Some people gasped at my words, I'm guessing because of Bakugou's quirk, but who gives a shit when your like 100 years older than the child,
Bakugou's face quickly shifted into an angry grin, "Oh, so you want to play that game, do ya?" He swiftly grabbed my shoulder and let off a few explosions,
I may have flinched at the heat of it, but to be honest, it wasn't as bad as some might of thought it might feel like, probably because he's only like five years old,
I was about to say something, but then the teacher walked in at just the wrong second,
"Alright class, go grab your seats; the lesson is about to begin,"
Everyone complied,
Throughout the lesson, my mind just kept on wandering,
What if I can just cast spells without a wand?
I think I've heard of wizards and witches doing that before, haven't I?
But wasn't it extremely difficult?
But I'm the chosen one; it can't be that hard for me, right? Right?

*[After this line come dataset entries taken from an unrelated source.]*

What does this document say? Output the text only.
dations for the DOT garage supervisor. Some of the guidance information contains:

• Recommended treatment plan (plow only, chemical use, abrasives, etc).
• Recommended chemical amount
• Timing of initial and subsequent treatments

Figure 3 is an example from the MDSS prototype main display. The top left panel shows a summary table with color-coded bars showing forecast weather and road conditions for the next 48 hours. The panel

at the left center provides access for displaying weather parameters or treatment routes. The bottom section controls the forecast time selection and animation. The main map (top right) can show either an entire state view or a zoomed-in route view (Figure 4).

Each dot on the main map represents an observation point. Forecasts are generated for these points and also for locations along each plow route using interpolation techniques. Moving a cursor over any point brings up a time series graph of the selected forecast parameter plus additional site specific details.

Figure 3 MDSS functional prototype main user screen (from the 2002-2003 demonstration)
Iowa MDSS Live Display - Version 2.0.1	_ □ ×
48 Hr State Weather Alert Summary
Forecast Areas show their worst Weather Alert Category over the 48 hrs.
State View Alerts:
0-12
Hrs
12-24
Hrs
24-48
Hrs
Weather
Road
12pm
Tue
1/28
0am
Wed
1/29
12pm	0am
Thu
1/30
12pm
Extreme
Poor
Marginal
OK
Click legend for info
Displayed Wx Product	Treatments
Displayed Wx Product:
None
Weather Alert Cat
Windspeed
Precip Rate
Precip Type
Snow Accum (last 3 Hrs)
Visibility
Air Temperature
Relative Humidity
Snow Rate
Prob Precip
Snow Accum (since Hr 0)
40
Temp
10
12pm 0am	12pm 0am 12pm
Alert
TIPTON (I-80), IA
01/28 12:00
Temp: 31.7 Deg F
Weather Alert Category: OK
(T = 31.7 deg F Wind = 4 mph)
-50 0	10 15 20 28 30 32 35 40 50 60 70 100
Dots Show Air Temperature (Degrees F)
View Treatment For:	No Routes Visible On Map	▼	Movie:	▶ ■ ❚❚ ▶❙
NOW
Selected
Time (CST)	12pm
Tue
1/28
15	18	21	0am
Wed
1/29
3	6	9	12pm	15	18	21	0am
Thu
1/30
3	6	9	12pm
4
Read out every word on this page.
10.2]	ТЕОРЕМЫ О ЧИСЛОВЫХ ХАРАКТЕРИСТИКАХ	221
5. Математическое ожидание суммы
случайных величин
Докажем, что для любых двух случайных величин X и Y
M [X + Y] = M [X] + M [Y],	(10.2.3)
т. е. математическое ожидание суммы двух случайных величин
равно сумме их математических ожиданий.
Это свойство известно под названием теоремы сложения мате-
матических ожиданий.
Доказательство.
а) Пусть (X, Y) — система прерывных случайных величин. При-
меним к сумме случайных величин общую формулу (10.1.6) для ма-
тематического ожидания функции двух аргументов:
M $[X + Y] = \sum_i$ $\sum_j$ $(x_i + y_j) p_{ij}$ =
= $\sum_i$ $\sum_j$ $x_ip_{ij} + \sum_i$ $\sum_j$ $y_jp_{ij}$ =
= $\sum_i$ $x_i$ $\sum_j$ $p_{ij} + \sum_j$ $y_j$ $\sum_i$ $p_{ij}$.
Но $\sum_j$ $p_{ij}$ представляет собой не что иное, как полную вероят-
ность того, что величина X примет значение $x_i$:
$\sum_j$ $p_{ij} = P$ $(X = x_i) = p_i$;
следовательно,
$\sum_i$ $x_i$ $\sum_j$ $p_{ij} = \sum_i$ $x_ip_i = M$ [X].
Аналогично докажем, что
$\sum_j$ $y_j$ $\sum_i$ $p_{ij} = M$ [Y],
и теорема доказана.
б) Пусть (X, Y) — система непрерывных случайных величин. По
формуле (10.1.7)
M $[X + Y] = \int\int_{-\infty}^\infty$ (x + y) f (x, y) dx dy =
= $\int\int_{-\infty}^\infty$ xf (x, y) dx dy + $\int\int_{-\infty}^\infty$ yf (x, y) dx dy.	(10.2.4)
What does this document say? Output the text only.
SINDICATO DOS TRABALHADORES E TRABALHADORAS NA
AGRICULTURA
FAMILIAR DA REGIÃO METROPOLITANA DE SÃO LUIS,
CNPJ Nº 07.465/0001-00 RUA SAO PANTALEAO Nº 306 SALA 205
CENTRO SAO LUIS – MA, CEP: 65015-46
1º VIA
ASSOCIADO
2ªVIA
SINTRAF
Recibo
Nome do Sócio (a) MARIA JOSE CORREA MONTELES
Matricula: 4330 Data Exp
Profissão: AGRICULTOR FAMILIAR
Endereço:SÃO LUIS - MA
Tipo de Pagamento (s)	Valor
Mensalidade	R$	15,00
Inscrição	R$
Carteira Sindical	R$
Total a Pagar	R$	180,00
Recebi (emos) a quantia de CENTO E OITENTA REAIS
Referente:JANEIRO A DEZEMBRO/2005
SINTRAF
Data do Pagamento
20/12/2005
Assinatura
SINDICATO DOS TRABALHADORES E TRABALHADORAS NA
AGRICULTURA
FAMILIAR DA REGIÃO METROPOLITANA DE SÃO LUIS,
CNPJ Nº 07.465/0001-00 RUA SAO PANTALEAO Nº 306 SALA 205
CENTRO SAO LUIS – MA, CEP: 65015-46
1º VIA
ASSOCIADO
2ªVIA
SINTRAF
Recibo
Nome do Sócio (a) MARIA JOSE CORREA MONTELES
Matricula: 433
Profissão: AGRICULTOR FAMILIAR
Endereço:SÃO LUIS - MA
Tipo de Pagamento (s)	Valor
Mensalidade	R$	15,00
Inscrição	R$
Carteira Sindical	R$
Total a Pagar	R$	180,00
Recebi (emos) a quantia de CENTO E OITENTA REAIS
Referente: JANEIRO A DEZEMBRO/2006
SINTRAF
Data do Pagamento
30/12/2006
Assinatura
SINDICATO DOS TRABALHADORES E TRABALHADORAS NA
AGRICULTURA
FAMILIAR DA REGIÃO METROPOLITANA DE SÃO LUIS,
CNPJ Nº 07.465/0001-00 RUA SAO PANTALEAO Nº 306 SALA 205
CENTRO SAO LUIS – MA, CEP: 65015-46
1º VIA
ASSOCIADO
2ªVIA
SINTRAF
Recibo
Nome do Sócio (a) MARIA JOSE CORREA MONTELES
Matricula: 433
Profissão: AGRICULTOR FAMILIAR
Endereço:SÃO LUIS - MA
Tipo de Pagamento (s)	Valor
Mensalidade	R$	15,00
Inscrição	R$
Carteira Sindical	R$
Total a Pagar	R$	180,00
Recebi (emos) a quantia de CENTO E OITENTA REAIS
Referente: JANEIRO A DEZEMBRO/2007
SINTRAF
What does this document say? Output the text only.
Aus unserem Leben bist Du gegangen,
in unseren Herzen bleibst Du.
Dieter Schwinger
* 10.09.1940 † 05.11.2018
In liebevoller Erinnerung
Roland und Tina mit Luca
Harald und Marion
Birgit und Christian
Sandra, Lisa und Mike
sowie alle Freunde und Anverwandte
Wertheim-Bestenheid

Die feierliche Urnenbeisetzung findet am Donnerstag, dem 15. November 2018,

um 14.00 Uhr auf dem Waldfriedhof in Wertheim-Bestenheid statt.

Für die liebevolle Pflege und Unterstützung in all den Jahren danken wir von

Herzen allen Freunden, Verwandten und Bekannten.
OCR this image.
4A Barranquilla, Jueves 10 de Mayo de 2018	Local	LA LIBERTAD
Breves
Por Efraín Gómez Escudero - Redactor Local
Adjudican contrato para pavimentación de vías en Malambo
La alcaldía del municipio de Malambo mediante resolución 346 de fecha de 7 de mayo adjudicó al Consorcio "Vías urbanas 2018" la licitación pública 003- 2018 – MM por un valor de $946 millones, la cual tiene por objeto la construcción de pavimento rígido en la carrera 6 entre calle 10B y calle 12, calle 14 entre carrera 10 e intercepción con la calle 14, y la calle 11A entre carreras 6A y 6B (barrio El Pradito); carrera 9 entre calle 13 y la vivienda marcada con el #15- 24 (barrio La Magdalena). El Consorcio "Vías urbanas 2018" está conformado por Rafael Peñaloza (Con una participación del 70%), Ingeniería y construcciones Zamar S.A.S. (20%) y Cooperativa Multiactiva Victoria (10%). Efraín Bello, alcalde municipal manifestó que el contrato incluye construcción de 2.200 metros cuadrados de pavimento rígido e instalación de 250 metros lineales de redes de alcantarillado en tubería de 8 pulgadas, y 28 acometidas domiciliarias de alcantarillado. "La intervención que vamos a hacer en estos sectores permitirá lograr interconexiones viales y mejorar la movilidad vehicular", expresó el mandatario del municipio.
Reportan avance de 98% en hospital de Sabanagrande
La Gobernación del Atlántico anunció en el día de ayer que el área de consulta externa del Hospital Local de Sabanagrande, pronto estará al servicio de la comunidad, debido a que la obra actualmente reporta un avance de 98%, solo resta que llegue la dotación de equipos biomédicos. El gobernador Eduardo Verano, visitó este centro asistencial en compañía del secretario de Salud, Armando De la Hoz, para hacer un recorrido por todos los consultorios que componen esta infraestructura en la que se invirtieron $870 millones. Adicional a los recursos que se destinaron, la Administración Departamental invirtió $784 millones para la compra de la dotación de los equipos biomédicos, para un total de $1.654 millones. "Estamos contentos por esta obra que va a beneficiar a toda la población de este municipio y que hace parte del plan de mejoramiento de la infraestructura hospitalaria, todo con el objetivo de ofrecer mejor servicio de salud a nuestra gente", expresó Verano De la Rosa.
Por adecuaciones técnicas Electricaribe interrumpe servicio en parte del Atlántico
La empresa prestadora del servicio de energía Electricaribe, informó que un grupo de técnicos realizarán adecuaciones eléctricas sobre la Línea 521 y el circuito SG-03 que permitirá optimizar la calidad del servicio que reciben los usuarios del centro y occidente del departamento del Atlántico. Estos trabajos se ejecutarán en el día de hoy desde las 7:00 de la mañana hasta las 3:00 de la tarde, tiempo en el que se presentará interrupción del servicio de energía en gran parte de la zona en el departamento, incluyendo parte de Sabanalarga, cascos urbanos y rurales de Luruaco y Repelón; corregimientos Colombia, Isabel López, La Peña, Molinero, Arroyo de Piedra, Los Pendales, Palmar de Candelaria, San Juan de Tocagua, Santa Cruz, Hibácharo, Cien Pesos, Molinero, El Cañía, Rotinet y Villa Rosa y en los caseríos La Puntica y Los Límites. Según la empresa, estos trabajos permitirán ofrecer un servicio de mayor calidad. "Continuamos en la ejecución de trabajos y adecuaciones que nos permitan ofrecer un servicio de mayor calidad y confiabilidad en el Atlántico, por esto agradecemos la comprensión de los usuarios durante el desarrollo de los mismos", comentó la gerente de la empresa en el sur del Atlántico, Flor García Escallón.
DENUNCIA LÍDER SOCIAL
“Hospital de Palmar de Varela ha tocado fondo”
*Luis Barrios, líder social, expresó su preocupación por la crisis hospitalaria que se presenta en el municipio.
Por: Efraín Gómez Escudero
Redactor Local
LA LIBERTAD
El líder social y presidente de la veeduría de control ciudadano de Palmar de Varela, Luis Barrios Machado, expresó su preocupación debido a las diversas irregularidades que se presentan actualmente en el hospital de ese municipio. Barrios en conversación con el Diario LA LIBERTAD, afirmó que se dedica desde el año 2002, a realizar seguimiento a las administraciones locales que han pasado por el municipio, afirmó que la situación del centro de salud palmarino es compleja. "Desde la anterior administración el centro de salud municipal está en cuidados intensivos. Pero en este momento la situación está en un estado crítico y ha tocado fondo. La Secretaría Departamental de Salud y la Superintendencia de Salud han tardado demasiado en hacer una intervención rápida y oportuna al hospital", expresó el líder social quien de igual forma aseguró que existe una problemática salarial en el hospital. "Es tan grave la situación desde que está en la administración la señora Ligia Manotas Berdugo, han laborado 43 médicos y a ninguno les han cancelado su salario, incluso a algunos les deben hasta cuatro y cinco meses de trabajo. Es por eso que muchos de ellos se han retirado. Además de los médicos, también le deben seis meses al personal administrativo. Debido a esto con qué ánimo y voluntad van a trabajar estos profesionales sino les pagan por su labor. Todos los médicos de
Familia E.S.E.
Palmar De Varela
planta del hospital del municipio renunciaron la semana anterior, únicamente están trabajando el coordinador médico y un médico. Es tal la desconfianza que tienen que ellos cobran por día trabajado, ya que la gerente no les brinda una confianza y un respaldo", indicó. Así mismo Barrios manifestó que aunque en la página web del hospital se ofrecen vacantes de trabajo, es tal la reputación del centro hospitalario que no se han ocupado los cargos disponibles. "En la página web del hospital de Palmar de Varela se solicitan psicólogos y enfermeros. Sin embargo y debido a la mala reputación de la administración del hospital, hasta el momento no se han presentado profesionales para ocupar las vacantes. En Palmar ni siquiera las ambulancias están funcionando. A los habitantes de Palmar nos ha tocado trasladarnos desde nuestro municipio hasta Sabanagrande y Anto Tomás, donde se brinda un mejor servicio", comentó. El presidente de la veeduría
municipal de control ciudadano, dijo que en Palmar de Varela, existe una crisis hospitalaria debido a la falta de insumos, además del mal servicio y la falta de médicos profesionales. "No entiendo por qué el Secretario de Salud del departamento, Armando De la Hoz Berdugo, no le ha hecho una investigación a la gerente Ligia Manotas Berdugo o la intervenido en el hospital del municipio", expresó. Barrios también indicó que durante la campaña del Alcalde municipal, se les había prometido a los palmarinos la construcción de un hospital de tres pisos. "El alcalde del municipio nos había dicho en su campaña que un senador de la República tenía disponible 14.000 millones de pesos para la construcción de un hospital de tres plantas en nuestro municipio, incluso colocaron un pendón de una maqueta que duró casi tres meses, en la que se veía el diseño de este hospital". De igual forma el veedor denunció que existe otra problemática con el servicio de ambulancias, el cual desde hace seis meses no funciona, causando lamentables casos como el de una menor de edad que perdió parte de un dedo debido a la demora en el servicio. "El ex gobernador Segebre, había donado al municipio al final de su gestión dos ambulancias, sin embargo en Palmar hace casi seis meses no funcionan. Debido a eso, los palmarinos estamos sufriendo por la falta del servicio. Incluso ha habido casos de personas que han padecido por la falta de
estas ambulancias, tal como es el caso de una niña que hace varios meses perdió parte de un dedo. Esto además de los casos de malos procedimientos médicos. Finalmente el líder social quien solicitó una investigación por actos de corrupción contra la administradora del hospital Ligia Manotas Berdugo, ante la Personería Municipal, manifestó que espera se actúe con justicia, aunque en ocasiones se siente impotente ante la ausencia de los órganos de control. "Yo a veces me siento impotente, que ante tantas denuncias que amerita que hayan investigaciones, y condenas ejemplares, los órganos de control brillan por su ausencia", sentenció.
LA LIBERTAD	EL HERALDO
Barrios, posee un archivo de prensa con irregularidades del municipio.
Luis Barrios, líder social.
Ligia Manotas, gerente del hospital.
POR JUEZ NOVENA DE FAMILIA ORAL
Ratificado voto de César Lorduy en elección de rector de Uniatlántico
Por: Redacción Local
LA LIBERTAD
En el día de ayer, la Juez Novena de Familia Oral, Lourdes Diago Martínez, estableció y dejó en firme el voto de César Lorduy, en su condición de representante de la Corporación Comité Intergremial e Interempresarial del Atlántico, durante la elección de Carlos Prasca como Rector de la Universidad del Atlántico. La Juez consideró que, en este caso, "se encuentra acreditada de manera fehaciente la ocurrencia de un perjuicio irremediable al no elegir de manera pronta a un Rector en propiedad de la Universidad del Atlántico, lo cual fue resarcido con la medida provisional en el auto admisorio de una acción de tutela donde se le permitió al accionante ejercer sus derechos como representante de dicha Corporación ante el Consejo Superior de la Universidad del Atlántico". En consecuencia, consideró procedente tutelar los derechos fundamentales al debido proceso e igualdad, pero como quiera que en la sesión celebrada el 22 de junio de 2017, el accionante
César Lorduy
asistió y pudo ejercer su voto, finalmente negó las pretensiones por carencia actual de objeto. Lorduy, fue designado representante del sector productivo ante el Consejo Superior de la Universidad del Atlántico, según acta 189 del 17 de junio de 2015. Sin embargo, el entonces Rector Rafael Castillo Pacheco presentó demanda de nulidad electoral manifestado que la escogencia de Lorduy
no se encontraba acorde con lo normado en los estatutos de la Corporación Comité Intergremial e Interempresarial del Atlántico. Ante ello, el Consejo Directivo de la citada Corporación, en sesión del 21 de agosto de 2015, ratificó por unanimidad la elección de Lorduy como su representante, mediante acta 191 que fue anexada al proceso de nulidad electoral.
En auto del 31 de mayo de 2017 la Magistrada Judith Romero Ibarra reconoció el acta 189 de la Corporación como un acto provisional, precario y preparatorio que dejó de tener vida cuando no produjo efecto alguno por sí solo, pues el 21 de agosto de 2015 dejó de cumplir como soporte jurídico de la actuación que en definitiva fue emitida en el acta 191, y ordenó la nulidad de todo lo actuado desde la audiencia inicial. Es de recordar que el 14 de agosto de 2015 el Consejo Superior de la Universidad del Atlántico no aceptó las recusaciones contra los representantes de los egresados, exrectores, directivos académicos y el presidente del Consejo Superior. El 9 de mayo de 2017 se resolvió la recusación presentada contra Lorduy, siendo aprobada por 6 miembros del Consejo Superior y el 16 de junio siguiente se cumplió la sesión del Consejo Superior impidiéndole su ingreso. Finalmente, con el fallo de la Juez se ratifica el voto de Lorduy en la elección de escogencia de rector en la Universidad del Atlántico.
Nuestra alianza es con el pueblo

As the school day ended, I quickly packed up my stuff and got ready to go home,
The thing is that we had to wait until our parents get here to pick us up, and the only reason I could come here on my own was because no one cared to check if I was walking here or not,
So I waited hours for my mom to come and get me; I waited and waited and waited until the teachers had to call her up because it was taking up their time now too,
I could hear my mom groaning on about not wanting to pick me up because she was sick, but she kept on changing the story, which was only picked up on by me,
In the end, I had to say that I could walk home by myself; all of the teachers, of course, agreed to that since no one wanted to waste any more time on this supposed quirkless human being,
So as I left the school, I walked across a busy main road; luckily I had knowledge of road safety, and so I was completely fine, but a fox wasn't,
As I was walking on the pavement I looked at the road and right at that second I saw a fox crossing and getting hit by a car,
I saw its head hit the ground, its head splitting open leaving its brain out in the open,
Blood splattered the road, it didn't just go in one direction, it went everywhere, and it just so happened that I was close enough to be splattered with its blood,
If I were a normal child I might have screamed or run into the lane to try and save the fox as a heroic act, but me? I've seen plenty of death, I didn't even know the fox and so I just kept on walking,
As I walked, getting closer to home than to the main road, I got weird looks from people, I mean like its not surprising, I'm a child covered in blood that is clearly not my own, but for some reason, no one tried to stop me, no one tried to ask what had happened, I heard people mumbling about how heroes will catch the kid, the fuck?
Imagine if I were a killer, like a bad one I mean, and in this reality, then do you think I would care if a hero was nearby? I don't even think there is one nearby, and what makes you think you can stop me from hurting you?
All I heard was hero this, or hero that, never 'I wonder if I can help that kid' or 'I hope they're okay', it pissed me off,
Why are heroes so involved in our lives? At first, I thought that it was nice that people were caring enough to become heroes to save people but now I see that's not what its all about,
It's about selfishness, greed, power, luxury, money, and fame, nothing that makes a true hero a hero,
I know in my past life I used to JOKE about being famous and being the chosen one but that was all it was, a joke,
I literally died for the people I loved, but these heroes in this universe are corrupt, they're not true heroes,
Now that I think about it, do I even want to become a hero in this corrupt society? I feel like I'd only be adding fuel to the flame,
Maybe if I was different... but no, even so, I don't think anyone this blind by heroism is going to see the true meaning behind my words,
Maybe I should try becoming a vigilante? And if that doesn't work out I can try and become a villain? That must change their look on things, right?
And before adding to my thoughts I realised I must have kept on walking since now I was at my house,
I sighed, maybe I can think about this later.